Posted by Joe, 17/09/2009 1:54:08 AM
Are all the people who arrive on our shores medically examined/screened prior to entry? We appear to have an increase of a diverse range of exotic infectious diseases, with some resistant `flu' and `sore throat' strains. It's reached a stage where it even represents a health risk to catch public transport in Melbourne.
Posted by Marie Jacqueline Lee, 17/09/2009 9:17:03 PM
People in times of hardship and disaster should always have a right to resettle in another country in search of a better life but should adjust their birthrates to a sustainable manner to help maintain a low population. Australia's population is not the concern - it is the global population that is.
Posted by Benjamin, 8/10/2009 11:04:48 AM
There are no environmental problems that cannot be solved by reducing human population. While lesser populated countries relieve overpopulated countries that refuse to address their own problem, population growth will continue unabated. Yes, we must be compassionate, but world leaders need to focus on more than economies. Population growth is a far greater concern.

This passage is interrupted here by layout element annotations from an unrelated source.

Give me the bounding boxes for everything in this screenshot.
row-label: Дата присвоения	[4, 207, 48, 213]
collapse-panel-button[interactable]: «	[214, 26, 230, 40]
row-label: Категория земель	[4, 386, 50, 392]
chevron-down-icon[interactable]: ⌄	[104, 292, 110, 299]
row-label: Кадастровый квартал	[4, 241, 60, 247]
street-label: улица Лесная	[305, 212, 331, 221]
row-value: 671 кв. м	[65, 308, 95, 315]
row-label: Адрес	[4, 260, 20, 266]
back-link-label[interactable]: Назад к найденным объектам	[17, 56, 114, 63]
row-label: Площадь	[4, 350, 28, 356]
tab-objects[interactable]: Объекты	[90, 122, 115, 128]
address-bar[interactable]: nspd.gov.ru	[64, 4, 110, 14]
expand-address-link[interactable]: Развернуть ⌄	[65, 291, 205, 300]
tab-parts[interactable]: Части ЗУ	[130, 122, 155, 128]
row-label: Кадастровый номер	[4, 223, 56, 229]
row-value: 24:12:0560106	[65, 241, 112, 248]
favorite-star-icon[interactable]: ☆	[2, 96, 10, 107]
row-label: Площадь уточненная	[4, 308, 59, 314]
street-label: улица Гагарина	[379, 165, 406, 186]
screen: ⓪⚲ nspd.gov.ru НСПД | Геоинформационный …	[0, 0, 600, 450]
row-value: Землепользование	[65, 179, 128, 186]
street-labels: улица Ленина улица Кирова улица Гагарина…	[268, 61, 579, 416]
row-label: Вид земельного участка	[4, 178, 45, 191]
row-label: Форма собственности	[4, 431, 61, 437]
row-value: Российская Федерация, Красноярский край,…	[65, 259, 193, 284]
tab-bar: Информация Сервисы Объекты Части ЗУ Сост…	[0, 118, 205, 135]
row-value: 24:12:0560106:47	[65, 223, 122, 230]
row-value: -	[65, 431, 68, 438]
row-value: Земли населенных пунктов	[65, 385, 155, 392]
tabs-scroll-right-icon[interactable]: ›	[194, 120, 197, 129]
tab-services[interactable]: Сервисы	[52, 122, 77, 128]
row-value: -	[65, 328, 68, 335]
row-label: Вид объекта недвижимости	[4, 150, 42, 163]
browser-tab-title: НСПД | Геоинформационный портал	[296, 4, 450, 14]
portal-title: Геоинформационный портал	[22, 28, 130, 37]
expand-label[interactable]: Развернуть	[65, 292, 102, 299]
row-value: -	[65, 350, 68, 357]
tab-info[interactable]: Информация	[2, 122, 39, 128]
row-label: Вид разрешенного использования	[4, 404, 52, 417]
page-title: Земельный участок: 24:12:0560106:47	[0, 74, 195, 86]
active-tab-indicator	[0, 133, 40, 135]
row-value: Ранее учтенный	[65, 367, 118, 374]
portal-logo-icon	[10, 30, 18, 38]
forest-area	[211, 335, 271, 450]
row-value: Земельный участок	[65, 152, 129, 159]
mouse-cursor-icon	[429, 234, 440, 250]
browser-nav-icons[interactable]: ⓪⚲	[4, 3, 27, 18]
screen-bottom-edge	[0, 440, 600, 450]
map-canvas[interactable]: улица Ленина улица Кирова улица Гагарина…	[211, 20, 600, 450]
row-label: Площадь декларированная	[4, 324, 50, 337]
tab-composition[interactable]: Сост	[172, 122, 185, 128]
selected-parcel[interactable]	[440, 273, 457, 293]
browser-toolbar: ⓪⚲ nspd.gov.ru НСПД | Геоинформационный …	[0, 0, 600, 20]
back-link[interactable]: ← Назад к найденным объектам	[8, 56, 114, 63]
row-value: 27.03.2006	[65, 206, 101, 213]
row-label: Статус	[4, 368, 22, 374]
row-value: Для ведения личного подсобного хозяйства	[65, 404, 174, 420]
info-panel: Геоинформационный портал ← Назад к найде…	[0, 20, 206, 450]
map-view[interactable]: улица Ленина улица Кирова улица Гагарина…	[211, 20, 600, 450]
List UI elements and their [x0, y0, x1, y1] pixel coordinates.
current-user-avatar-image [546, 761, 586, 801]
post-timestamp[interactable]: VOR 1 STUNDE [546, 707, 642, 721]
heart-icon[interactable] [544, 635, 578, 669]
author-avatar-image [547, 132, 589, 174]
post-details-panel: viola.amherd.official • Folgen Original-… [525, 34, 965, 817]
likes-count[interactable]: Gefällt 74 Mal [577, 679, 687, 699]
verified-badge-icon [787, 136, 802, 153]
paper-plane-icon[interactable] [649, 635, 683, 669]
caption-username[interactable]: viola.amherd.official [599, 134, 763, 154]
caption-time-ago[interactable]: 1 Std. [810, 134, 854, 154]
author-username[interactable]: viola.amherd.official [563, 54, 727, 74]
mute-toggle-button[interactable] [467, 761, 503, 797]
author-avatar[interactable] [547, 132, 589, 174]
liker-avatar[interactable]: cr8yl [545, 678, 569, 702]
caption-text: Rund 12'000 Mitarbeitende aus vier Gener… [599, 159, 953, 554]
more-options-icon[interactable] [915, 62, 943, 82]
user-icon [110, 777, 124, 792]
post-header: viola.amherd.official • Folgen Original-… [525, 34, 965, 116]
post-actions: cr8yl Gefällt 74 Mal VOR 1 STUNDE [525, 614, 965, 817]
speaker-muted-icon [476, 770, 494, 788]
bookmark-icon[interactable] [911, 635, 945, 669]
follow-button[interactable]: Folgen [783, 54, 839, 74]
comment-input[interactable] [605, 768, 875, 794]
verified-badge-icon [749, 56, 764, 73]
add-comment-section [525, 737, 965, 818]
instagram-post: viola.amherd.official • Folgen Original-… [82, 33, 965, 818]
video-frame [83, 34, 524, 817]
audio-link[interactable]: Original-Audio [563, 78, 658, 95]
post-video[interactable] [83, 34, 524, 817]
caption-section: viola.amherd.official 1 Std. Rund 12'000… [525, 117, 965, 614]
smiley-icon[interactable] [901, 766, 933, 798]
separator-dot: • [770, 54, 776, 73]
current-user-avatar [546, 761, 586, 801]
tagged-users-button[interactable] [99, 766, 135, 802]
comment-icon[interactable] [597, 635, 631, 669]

Posted by Na Na Na, 21/10/2009 12:51:40 PM
Immagration is sometimes good and sometimes bad, different people from other countries can take other peoples jobs away from them.Aj I am almost a citizen if we didn`t come over we would be on streets. because South-Afrika is one of the pourest countries and you don`t get payed alot so yes all countries should alow immigration but people should try to get sponsors
Posted by ash & Aj, 4/11/2009 1:42:34 PM
TRY to remember that if to many people, are going come over here. Then we have to build more houses and building house takes over land and environment. Other than that we could get in a drought again. SO THINK OF THAT!